トランプ大統領がイラン戦争を終結させる14項目の覚書に署名

アメリカのトランプ大統領とイランのペゼシュキアン大統領は18日、両国間の戦闘終結を定めた14項目の覚書に署名した。これにより覚書は即時発効し、60日間の停戦枠組みが開始された。

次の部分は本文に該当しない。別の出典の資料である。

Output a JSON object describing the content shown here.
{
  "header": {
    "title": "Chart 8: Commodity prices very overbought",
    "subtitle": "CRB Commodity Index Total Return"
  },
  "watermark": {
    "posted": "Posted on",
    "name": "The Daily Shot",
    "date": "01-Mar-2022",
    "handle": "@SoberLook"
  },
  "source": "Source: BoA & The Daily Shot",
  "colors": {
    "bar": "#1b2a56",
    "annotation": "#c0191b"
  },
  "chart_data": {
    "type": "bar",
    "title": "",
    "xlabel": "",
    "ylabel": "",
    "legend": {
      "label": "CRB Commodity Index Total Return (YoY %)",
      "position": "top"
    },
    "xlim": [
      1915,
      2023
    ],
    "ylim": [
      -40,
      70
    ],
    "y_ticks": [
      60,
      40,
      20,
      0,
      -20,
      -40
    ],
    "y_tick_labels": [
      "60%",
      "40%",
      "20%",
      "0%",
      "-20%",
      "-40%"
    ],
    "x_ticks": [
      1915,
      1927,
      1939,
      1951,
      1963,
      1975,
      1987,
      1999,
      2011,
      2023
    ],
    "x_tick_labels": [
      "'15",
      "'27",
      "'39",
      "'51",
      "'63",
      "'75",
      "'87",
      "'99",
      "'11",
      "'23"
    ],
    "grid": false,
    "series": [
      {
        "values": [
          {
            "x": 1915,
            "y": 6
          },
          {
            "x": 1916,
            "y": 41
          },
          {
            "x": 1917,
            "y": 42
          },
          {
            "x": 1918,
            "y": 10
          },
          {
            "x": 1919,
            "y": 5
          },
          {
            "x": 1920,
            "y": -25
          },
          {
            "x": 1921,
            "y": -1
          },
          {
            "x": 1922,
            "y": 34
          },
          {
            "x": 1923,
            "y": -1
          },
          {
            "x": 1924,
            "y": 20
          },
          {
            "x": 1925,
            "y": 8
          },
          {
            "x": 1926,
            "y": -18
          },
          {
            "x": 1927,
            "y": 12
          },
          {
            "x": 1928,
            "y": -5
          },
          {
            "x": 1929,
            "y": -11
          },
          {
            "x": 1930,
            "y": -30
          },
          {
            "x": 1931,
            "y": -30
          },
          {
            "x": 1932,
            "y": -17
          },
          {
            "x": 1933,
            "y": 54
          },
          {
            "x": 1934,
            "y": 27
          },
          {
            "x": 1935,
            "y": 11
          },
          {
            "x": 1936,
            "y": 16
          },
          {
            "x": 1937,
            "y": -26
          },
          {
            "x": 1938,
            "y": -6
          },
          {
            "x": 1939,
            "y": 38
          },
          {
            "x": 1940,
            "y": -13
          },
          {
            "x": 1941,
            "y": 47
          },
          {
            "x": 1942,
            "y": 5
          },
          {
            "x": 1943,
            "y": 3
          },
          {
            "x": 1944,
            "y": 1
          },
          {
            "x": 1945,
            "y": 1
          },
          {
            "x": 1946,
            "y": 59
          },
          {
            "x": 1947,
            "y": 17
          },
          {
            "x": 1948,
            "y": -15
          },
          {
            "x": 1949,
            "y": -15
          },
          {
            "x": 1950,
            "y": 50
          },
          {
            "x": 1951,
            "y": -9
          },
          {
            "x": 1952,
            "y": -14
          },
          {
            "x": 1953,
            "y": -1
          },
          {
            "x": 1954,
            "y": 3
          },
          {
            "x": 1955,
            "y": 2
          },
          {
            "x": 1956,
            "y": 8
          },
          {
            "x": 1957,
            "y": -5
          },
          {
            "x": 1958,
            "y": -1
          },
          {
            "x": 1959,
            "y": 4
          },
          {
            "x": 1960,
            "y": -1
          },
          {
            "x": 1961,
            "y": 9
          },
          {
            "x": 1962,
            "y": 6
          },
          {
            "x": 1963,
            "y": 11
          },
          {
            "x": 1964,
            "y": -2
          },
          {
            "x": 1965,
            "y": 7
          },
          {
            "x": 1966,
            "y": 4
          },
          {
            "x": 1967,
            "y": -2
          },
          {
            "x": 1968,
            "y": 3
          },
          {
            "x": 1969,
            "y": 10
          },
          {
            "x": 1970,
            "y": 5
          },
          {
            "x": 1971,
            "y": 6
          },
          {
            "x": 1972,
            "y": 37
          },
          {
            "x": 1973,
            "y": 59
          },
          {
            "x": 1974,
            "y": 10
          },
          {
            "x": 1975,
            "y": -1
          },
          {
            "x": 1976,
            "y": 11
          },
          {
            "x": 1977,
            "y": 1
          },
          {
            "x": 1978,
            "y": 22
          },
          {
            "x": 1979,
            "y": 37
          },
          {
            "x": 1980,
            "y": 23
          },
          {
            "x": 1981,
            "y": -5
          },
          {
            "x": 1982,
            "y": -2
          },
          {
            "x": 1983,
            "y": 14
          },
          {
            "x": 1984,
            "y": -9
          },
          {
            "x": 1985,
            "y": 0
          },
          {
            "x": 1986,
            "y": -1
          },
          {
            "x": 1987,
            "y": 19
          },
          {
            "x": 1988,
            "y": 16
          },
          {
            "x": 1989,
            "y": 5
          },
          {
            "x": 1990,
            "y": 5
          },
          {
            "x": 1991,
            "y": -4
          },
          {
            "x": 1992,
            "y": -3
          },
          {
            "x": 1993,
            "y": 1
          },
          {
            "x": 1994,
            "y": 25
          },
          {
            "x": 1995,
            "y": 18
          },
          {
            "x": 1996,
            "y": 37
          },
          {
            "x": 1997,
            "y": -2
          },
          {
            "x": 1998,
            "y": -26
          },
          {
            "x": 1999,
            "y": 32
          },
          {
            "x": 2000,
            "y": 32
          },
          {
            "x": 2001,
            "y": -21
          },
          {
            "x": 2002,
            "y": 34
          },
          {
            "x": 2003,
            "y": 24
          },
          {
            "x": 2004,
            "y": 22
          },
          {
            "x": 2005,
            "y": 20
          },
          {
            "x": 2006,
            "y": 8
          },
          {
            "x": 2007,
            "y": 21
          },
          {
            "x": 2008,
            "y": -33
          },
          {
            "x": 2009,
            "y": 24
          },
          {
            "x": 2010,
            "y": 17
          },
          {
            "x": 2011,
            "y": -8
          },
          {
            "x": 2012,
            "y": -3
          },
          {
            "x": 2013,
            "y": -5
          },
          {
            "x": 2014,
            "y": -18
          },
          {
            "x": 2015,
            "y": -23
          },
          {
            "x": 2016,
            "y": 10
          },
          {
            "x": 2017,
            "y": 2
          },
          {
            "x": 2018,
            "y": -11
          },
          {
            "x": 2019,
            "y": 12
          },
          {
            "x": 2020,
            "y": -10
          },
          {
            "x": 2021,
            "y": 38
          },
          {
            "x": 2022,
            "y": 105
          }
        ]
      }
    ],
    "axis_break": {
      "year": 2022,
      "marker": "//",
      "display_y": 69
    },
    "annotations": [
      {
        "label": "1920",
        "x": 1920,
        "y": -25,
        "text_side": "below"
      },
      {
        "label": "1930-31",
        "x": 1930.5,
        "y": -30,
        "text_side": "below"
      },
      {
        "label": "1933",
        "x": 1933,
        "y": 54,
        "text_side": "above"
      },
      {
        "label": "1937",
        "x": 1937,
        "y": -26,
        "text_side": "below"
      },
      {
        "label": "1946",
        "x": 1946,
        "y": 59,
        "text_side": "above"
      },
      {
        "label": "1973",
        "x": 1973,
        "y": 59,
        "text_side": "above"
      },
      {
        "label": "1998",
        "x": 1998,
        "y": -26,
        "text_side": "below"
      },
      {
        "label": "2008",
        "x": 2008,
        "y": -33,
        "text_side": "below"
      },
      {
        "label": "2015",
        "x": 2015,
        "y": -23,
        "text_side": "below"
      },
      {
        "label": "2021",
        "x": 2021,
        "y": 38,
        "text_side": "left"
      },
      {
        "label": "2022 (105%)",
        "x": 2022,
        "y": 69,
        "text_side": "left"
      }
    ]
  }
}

署名はフランスのヴェルサイユ宮殿とテヘランで行われ、両首脳の署名写真が公開された。

  • この覚書はホルムズ海峡の完全再開、米国の制裁緩和、石油輸出の自由化、イラン高濃縮ウランの希釈原則合意などを含む。
  • 核問題や代理勢力への対応など詳細は先送りされ、60日以内に最終的な恒久和平交渉を進める内容となっている。
  • トランプ大統領は「経済的大惨事を防いだ」と成果を強調する一方、履行されなければ攻撃を再開すると警告した。
  • ペゼシュキアン大統領は「強さによる勝利」「歴史的な文書」と位置づけ、尊厳を守った平和だと述べた。
  • 米国国内では中東安定を歓迎する声がある一方、イランへの譲歩が多すぎる、イスラエルを無視した裏切りだとの批判も強い。
  • イラン国内では抵抗の成果として支持されているという。
  • 国際社会と日本では原油価格低下による市場安定を期待する声と、合意の脆弱性や長期和平の不透明さを懸念する意見が混在している。

イランとの覚書に署名するトランプ大統領 ホワイトハウスXyori

項目
内容
1
全戦線での即時・恒久的な軍事作戦終結
レバノンを含むすべての戦線で軍事行動を即時かつ恒久的に停止。相互に武力行使や脅威を控え、レバノンの主権・領土保全を確保する。
2
主権尊重と内政不干渉
互いの主権と領土保全を尊重し、内政に干渉しない。
3
ホルムズ海峡の再開と安全確保
ホルムズ海峡の完全再開。イランは30日以内に機雷除去などを実施し、船舶航行を戦前水準に戻す。60日間は通航料無料。
4
海上封鎖の解除
米国はイラン港湾に対する海上封鎖を即時または30日以内に解除。
5
石油輸出の自由化と制裁緩和
イランの石油輸出を直ちに認め、関連制裁を緩和・解除。資産凍結の解除も含む。
6
核兵器不製造の確認
イランは核兵器を決して製造・保有しないことを再確認。
7
高濃縮ウランの処分
高濃縮ウランをIAEA監視下で希釈・処分。核関連の詳細は最終合意で協議。
8
復興基金の検討
イラン復興のための3000億ドル規模の基金設立を協議(同盟国・地域パートナーによる資金確保)。
9
敵対行為の凍結と停戦維持
60日間の停戦期間中、敵対行為を相互に凍結。
10
最終合意に向けた60日間交渉
スイスなどで核問題、制裁、復興など残る課題を協議。交渉開始の前提として一部措置の履行を確認。
11
合同監視委員会の設置
合意履行を監視する仕組み(合同委員会)を設ける。仲介国も関与。
12
調印式と履行手続き
公式調印式の開催(スイスなど)と履行スケジュールの確認。
13
違反時のスナップバック条項
一方が違反した場合、合意を即時無効化できる仕組み。
14
最終合意の国連安保理決議
最終的な恒久合意は、法的拘束力を持つ国連安全保障理事会決議で承認。

【評価できるポイント】

  • 即時停戦により人的被害と地域不安定化を抑制できた。
  • ホルムズ海峡再開で世界的なエネルギー供給と原油価格の安定が見込める。
  • 制裁緩和によりイラン経済の回復可能性が生まれ、難民問題やテロリスクの間接的な低減につながる可能性がある。
  • 60日間の協議期間を設け、最終合意への道筋を示した。
  • G7サミット後の署名で国際社会の関与を印象づけた。

【問題点】

  • 合意内容が曖昧で、核問題やイスラエル・レバノン情勢の扱いが不十分である。
  • イラン側の履行確保が難しく、トランプ大統領の攻撃再開警告が緊張を残している。
  • イスラエルなど同盟国との調整が不足しており、米国内や中東での強い反発を招く恐れがある。
  • 暫定合意であるため60日後に破綻するリスクが高く、根本解決に至っていない。
  • 米側とイラン側の文書にバージョン違いの指摘があり、信頼性に疑問符がついている。

この覚書は短期的な戦闘終結を実現したが、恒久和平への道筋は依然として不透明で課題が山積している。両国が60日以内に信頼を築き、詳細な合意を形成できるかが鍵となり、国際社会の監視と支援が欠かせない。